Lessons for Contemporary Urban Governance
The Los Angeles case reminds us that institutional design is always a balancing act between efficiency and checks on power. Excessive centralization breeds corruption, but excessive decentralization can lead to governance paralysis. The reformers of over a century ago could hardly have foreseen that the system they designed to prevent corruption would become a structural obstacle to addressing complex challenges in the 21st century.
This dilemma is not unique to Los Angeles — it reflects a deeper theoretical tension in the field of public governance.

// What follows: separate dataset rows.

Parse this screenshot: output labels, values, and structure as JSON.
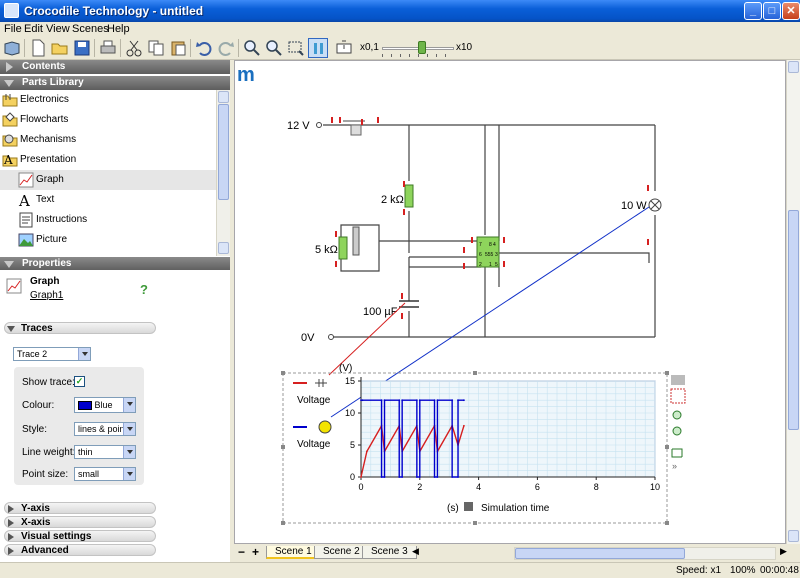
{
  "window": {
    "title": "Crocodile Technology - untitled"
  },
  "menu": [
    "File",
    "Edit",
    "View",
    "Scenes",
    "Help"
  ],
  "toolbar": {
    "zoom_min": "x0,1",
    "zoom_max": "x10",
    "zoom_level": 0.55
  },
  "left_panel": {
    "contents_header": "Contents",
    "parts_header": "Parts Library",
    "parts": [
      {
        "label": "Electronics",
        "icon": "folder-electronics-icon",
        "level": 0
      },
      {
        "label": "Flowcharts",
        "icon": "folder-flowcharts-icon",
        "level": 0
      },
      {
        "label": "Mechanisms",
        "icon": "folder-mechanisms-icon",
        "level": 0
      },
      {
        "label": "Presentation",
        "icon": "folder-presentation-icon",
        "level": 0
      },
      {
        "label": "Graph",
        "icon": "graph-icon",
        "level": 1
      },
      {
        "label": "Text",
        "icon": "text-icon",
        "level": 1
      },
      {
        "label": "Instructions",
        "icon": "instructions-icon",
        "level": 1
      },
      {
        "label": "Picture",
        "icon": "picture-icon",
        "level": 1
      }
    ],
    "properties_header": "Properties",
    "component_type": "Graph",
    "component_name": "Graph1",
    "help": "?",
    "traces_section": "Traces",
    "trace_select": "Trace 2",
    "show_trace_label": "Show trace:",
    "show_trace_checked": "✓",
    "colour_label": "Colour:",
    "colour_value": "Blue",
    "colour_hex": "#0000cc",
    "style_label": "Style:",
    "style_value": "lines & points",
    "line_weight_label": "Line weight:",
    "line_weight_value": "thin",
    "point_size_label": "Point size:",
    "point_size_value": "small",
    "sections": [
      "Y-axis",
      "X-axis",
      "Visual settings",
      "Advanced"
    ]
  },
  "circuit": {
    "v_supply": "12 V",
    "ground": "0V",
    "r1": "2 kΩ",
    "r2": "5 kΩ",
    "capacitor": "100 µF",
    "lamp": "10 W",
    "chip": "555",
    "chip_pins_left": [
      "7",
      "6",
      "2"
    ],
    "chip_pins_right": [
      "4",
      "8",
      "3",
      "1",
      "5"
    ]
  },
  "graph": {
    "y_unit": "(V)",
    "x_label": "Simulation time",
    "x_unit": "(s)",
    "legend": [
      {
        "label": "Voltage",
        "color": "#d62020"
      },
      {
        "label": "Voltage",
        "color": "#0000cc"
      }
    ]
  },
  "chart_data": {
    "type": "line",
    "xlabel": "Simulation time",
    "ylabel": "(V)",
    "xlim": [
      0,
      10
    ],
    "ylim": [
      0,
      15
    ],
    "x_ticks": [
      0,
      2,
      4,
      6,
      8,
      10
    ],
    "y_ticks": [
      0,
      5,
      10,
      15
    ],
    "series": [
      {
        "name": "Voltage",
        "color": "#d62020",
        "x": [
          0,
          0.2,
          0.7,
          0.8,
          1.3,
          1.4,
          1.9,
          2.0,
          2.5,
          2.6,
          3.1,
          3.3,
          3.5
        ],
        "y": [
          0,
          4,
          8,
          4,
          8,
          4,
          8,
          4,
          8,
          4,
          8,
          5,
          8
        ]
      },
      {
        "name": "Voltage",
        "color": "#0000cc",
        "x": [
          0,
          0.05,
          0.7,
          0.7,
          0.8,
          0.8,
          1.3,
          1.3,
          1.4,
          1.4,
          1.9,
          1.9,
          2.0,
          2.0,
          2.5,
          2.5,
          2.6,
          2.6,
          3.1,
          3.1,
          3.3,
          3.3,
          3.5
        ],
        "y": [
          12,
          12,
          12,
          0,
          0,
          12,
          12,
          0,
          0,
          12,
          12,
          0,
          0,
          12,
          12,
          0,
          0,
          12,
          12,
          0,
          0,
          12,
          12
        ]
      }
    ]
  },
  "scenes": [
    "Scene 1",
    "Scene 2",
    "Scene 3"
  ],
  "scene_controls": {
    "remove": "−",
    "add": "+"
  },
  "status": {
    "speed": "Speed: x1",
    "zoom": "100%",
    "time": "00:00:48"
  }
}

Political scientist Francis Fukuyama, in his book Political Order and Political Decay, identifies a core problem in the American political system: "vetocracy" — where too many checks and balances allow any major decision to be blocked at some point in the process, leading to governmental paralysis. Los Angeles's commission system is precisely a city-level microcosm of this vetocracy. Notably, reform efforts have been attempted in recent years: in 2020, Los Angeles voters passed a charter amendment granting the mayor greater oversight authority over LADWP; in 2024, another reform expanded the city council to improve representativeness. But whether these incremental adjustments can fundamentally resolve the structural problems left by institutional design choices made over a century ago remains an open question. For regions around the world undergoing rapid urbanization, Los Angeles's experience offers a valuable cautionary tale: institutional design must not only respond to present-day problems but also preserve enough flexibility to handle the unknown challenges of the future.